Давно ли со мной Кеокотаа? И об этом я не имел представления, а когда спросил его, он просто пожал плечами.
Еще два дня я отдыхал, набираясь сил, бродил около пещеры, мастерил более совершенный костыль и планировал наш дальнейший маршрут. Почему-то мне верилось, что когда-нибудь я вернусь сюда, в это уютное, заросшее травой местечко.
Через долину проходила тропа, и Кеокотаа не сомневался, что река, вытекавшая из пещеры, та самая, которая берет начало в долине Секвачи. Я почти не видел долины, но чувствовал, что это то место, которое я мог полюбить. Здесь было место Сэкеттов.
На дереве возле пещеры я вырезал букву «А» и стрелку под ней, указывающую вниз.

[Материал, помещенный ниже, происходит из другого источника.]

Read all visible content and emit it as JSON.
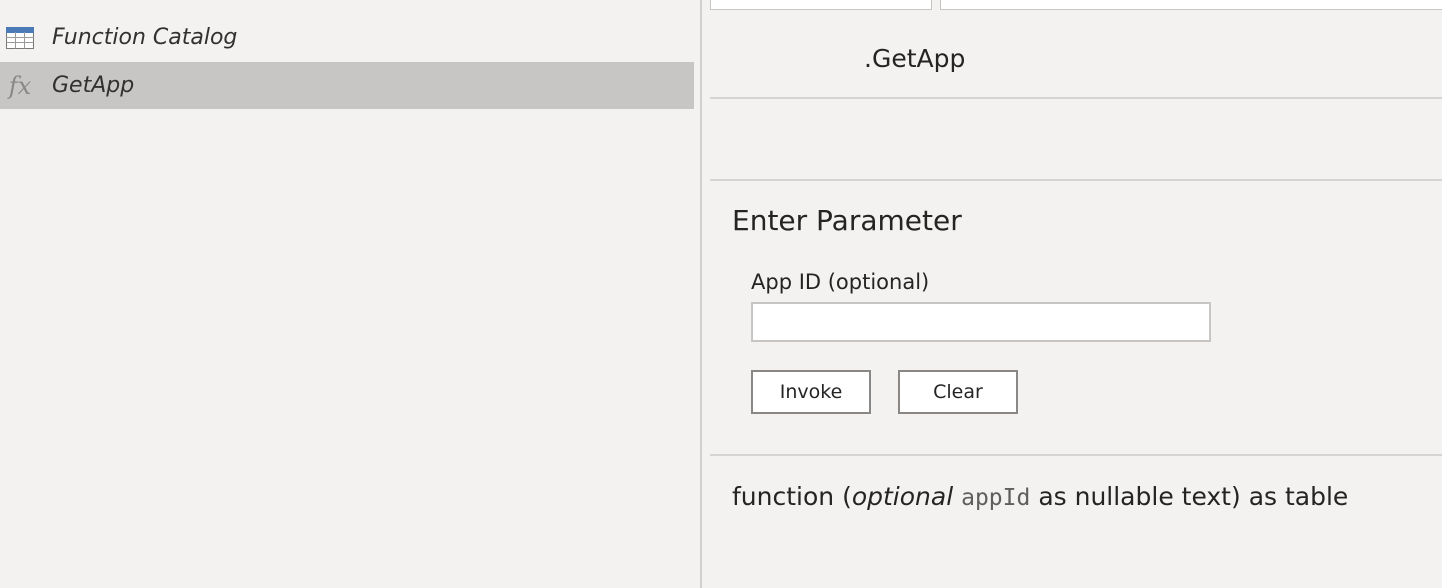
{
  "queries": {
    "items": [
      {
        "label": "Function Catalog",
        "icon": "table-icon",
        "selected": false
      },
      {
        "label": "GetApp",
        "icon": "fx-icon",
        "icon_glyph": "fx",
        "selected": true
      }
    ]
  },
  "function_panel": {
    "name": ".GetApp",
    "section_title": "Enter Parameter",
    "parameter": {
      "label": "App ID (optional)",
      "value": "",
      "placeholder": ""
    },
    "invoke_label": "Invoke",
    "clear_label": "Clear",
    "signature": {
      "prefix": "function (",
      "optional_keyword": "optional",
      "param_name": "appId",
      "suffix": "as nullable text) as table"
    }
  },
  "colors": {
    "background": "#f3f2f1",
    "selected_row": "#c8c6c4",
    "table_icon_header": "#4a7ab8"
  }
}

В первый день мы едва преодолели пять миль. Я устал и не мог двигаться дальше. Но на второй день добрались до моего каноэ.
Река, называвшаяся Теннесси, текла на юг, описывала большую кривую, а затем поворачивала на север и впадала в реку, которую ирокезы именовали Огайо. Кеокотаа предупредил, что совсем недалеко к югу от того места, к которому мы вышли, есть большой водоворот. Много каноэ попадало в него, много индейцев утонуло. Однажды Кеокотаа сидел на высоком берегу на скале и наблюдал, как некоторые каноэ благополучно миновали «засасыватель» (так его иногда называли), а иные терпели бедствие. Про коварную стремнину индейцы говорили, что здесь «горы смотрят друг на друга». Выше водоворота река имела в ширину полмили, но, попадая в глубокое ущелье, сужалась до семидесяти ярдов, а то и меньше.
— А мы сумеем пройти? — спросил я.
Кеокотаа пожал плечами:
— Надо держаться южнее. Там некоторые каноэ проскакивали.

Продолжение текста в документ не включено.